ISA Behind a Cisco ASA?
Several people have written to me in response to my earlier blog post ‘HTTP 2.0 Specification?‘ asking why I would have my ISA firewall behind a Cisco ASA. The answer is simple: enhanced security! I am following a long standing security best practice by implementing security in layers; defense in depth. Now, it’s not that the ISA firewall isn’t totally and completely capable of acting as an edge firewall, because it most certainly is. In this case though, I have elected to use an ASA as my edge firewall because I don’t need any real intelligence there. All I want is to do some very simple packet filtering here; basically just filtering out the bulk of the noise from the Internet and allowing my internal ISA firewall, with its advanced deep application layer inspection capabilities and granular user and group based access controls to do the important network communication inspection.

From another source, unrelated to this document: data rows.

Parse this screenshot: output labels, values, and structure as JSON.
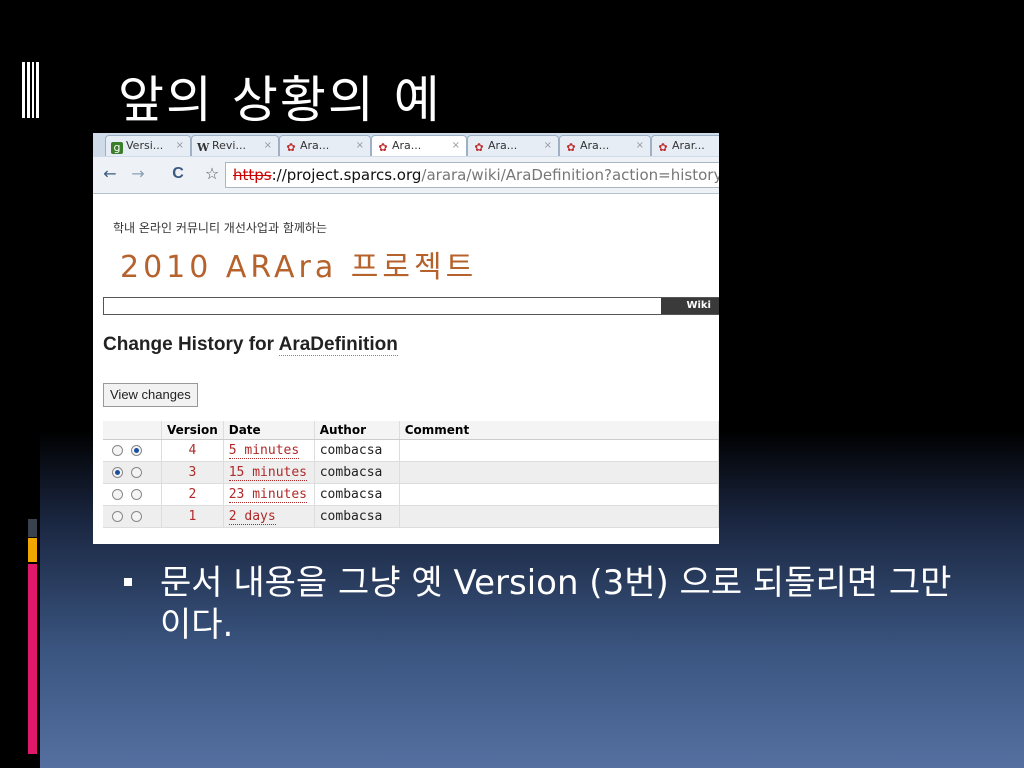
{
  "slide": {
    "title": "앞의 상황의 예",
    "bullet": "문서 내용을 그냥 옛 Version (3번) 으로 되돌리면 그만이다."
  },
  "browser": {
    "tabs": [
      {
        "icon": "google-icon",
        "label": "Versi..."
      },
      {
        "icon": "wikipedia-icon",
        "label": "Revi..."
      },
      {
        "icon": "paw-icon",
        "label": "Ara..."
      },
      {
        "icon": "paw-icon",
        "label": "Ara...",
        "active": true
      },
      {
        "icon": "paw-icon",
        "label": "Ara..."
      },
      {
        "icon": "paw-icon",
        "label": "Ara..."
      },
      {
        "icon": "paw-icon",
        "label": "Arar..."
      }
    ],
    "tab_close": "×",
    "url": {
      "scheme": "https",
      "host": "://project.sparcs.org",
      "path": "/arara/wiki/AraDefinition?action=history"
    },
    "nav": {
      "back": "←",
      "forward": "→",
      "reload": "C",
      "star": "☆"
    }
  },
  "page": {
    "tagline": "학내 온라인 커뮤니티 개선사업과 함께하는",
    "logo": "2010 ARAra 프로젝트",
    "wiki_tab": "Wiki",
    "heading_prefix": "Change History for ",
    "heading_link": "AraDefinition",
    "view_changes": "View changes",
    "columns": [
      "Version",
      "Date",
      "Author",
      "Comment"
    ],
    "rows": [
      {
        "version": "4",
        "date": "5 minutes",
        "author": "combacsa",
        "comment": ""
      },
      {
        "version": "3",
        "date": "15 minutes",
        "author": "combacsa",
        "comment": ""
      },
      {
        "version": "2",
        "date": "23 minutes",
        "author": "combacsa",
        "comment": ""
      },
      {
        "version": "1",
        "date": "2 days",
        "author": "combacsa",
        "comment": ""
      }
    ]
  },
  "colors": {
    "accent_red": "#b02a2a",
    "logo_orange": "#b5622c",
    "slide_accent_1": "#2f3a48",
    "slide_accent_2": "#f0a800",
    "slide_accent_3": "#e0186c"
  }
}
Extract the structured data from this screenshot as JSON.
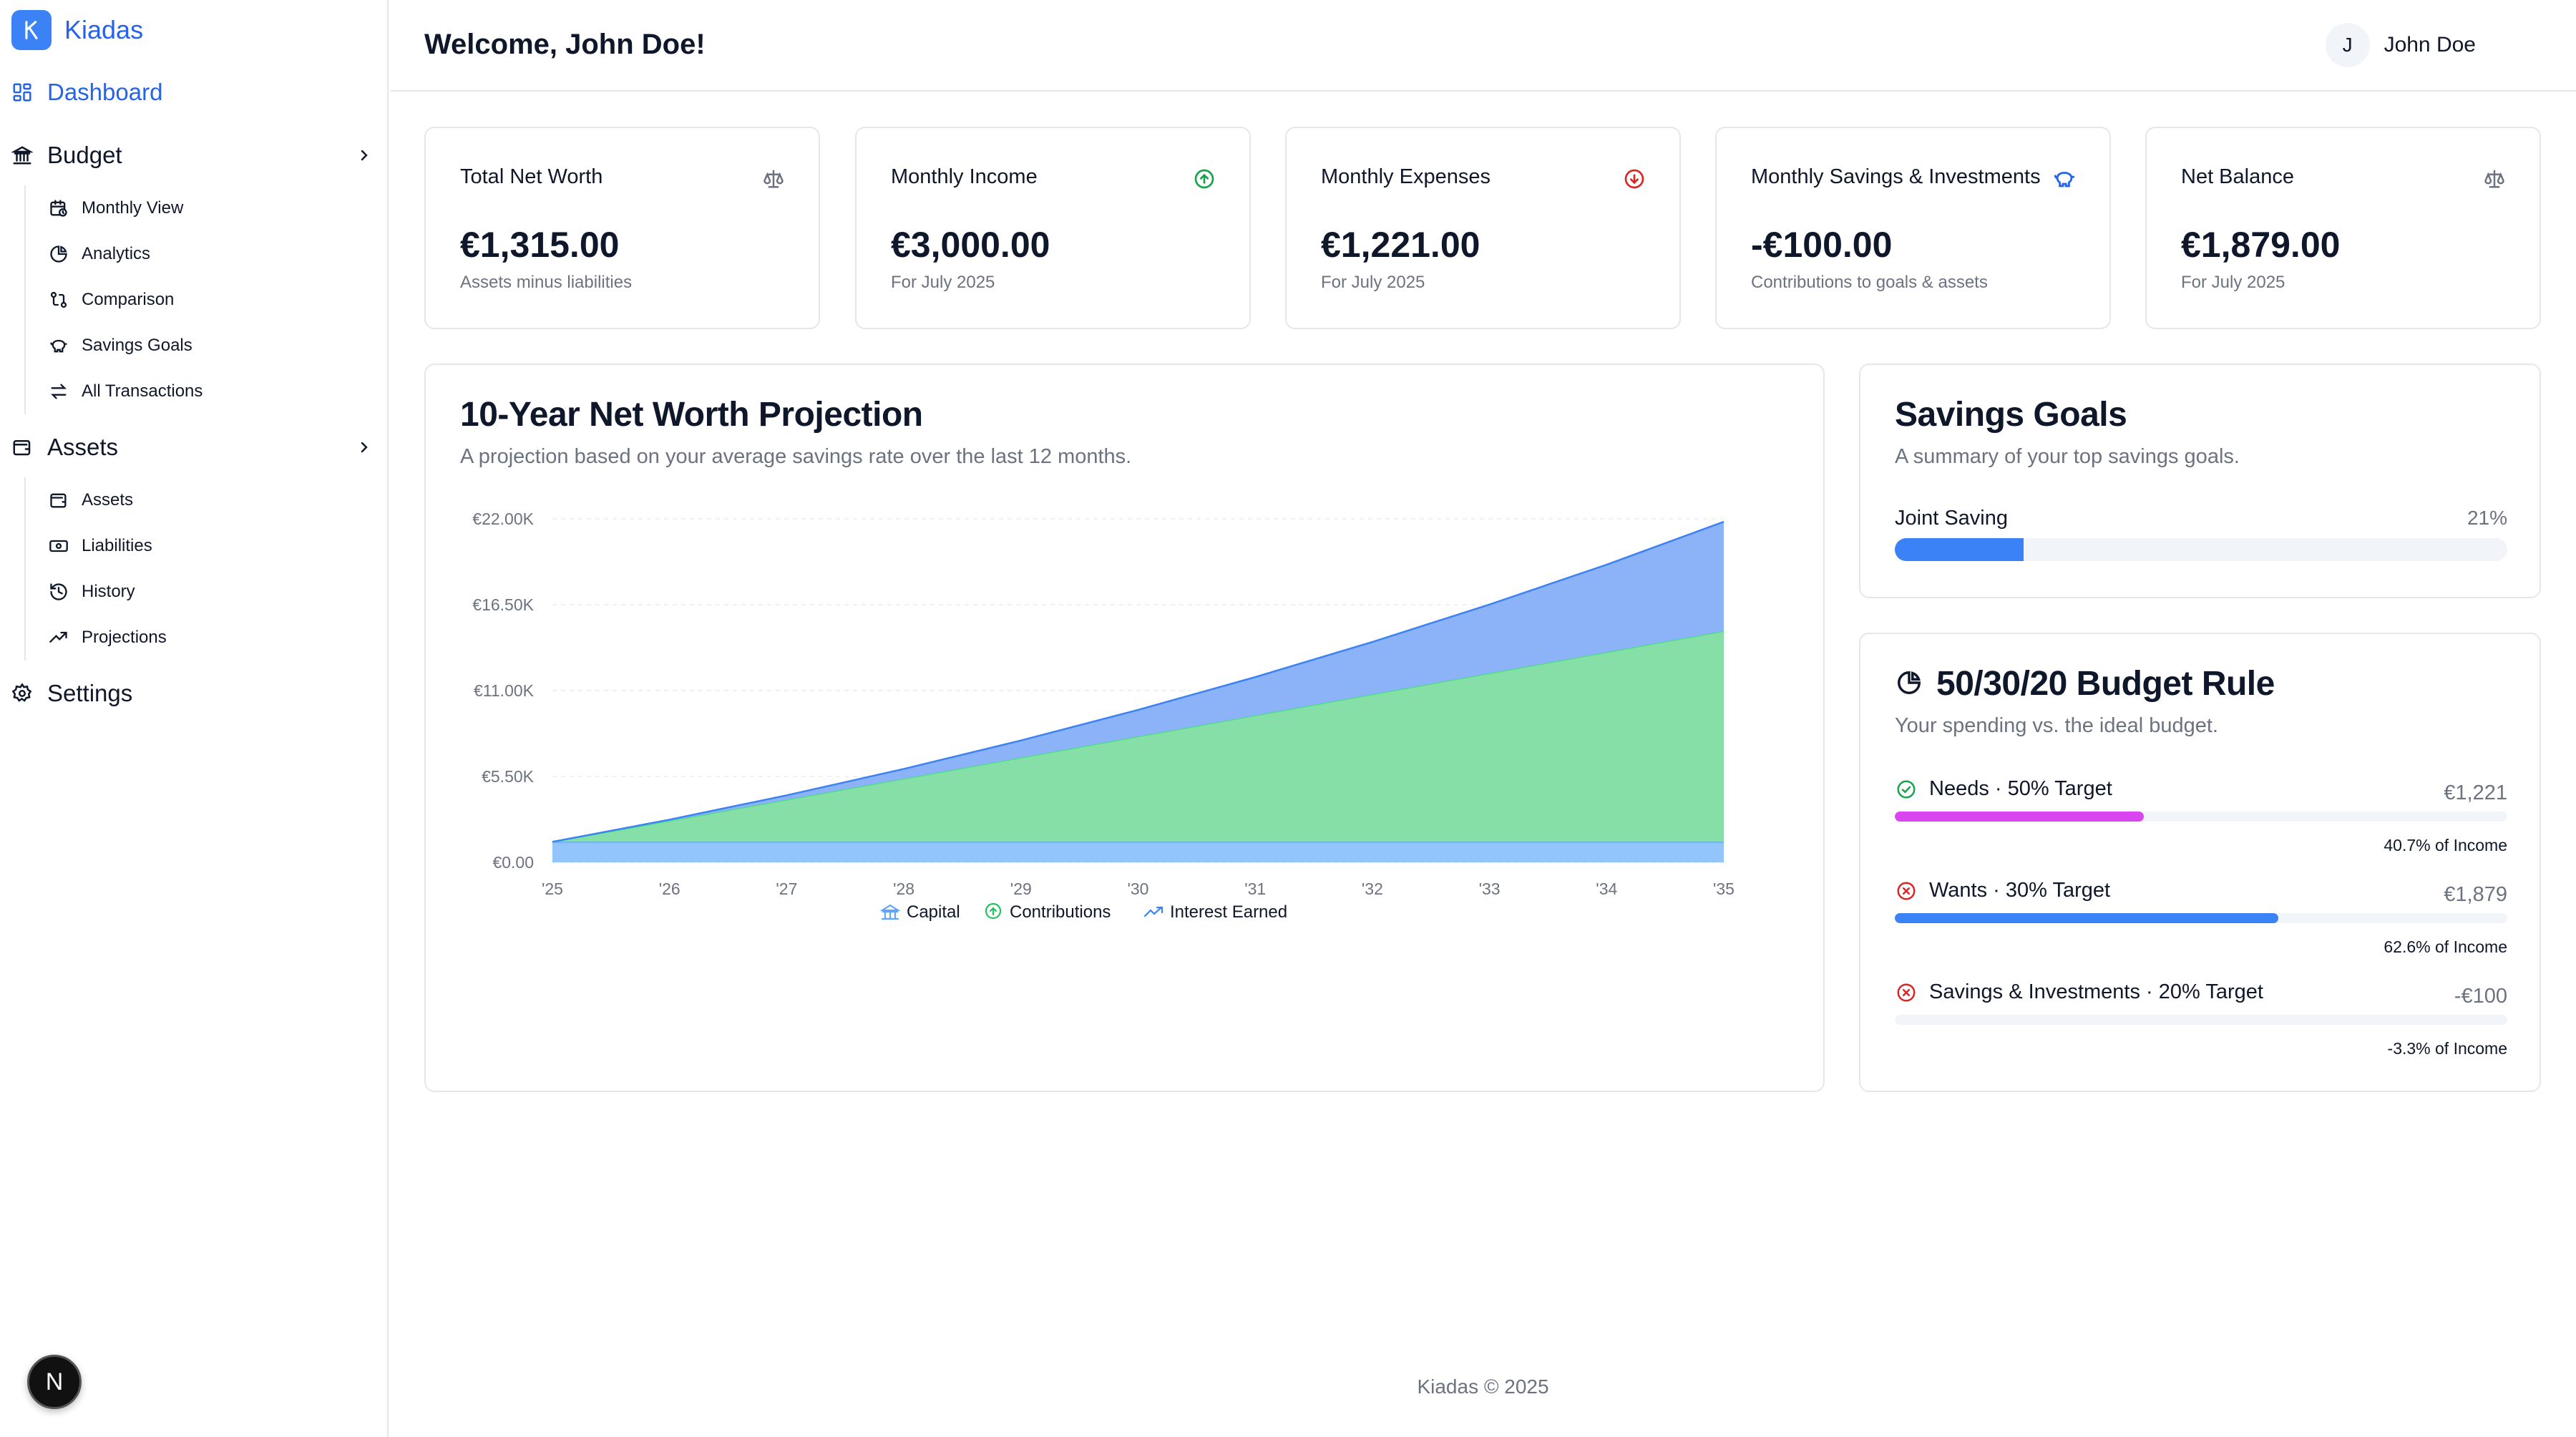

In addition to enhanced security, there are some other benefits to using the ASA (or another firewall) at the network edge. If someone were to circumvent the access controls that are in place on that edge firewall, they would not be able to use those same methods of exploitation on the ISA firewall. If I practice security in layers but deploy the same model firewall at each layer, an attacker can use the same method used to bypass my internal firewalls as they used to bypass my edge firewall.
An additional benefit by using another firewall at the network edge is that by squelching ‘Internet noise’, the logs on the ISA firewall become much more meaningful. It allows me to find important information much more quickly than having to sift through mountains of data this is mostly port scans and probes that occur constantly on the public Internet. This also frees up resources on my ISA firewall that are better put to use on inspecting important traffic.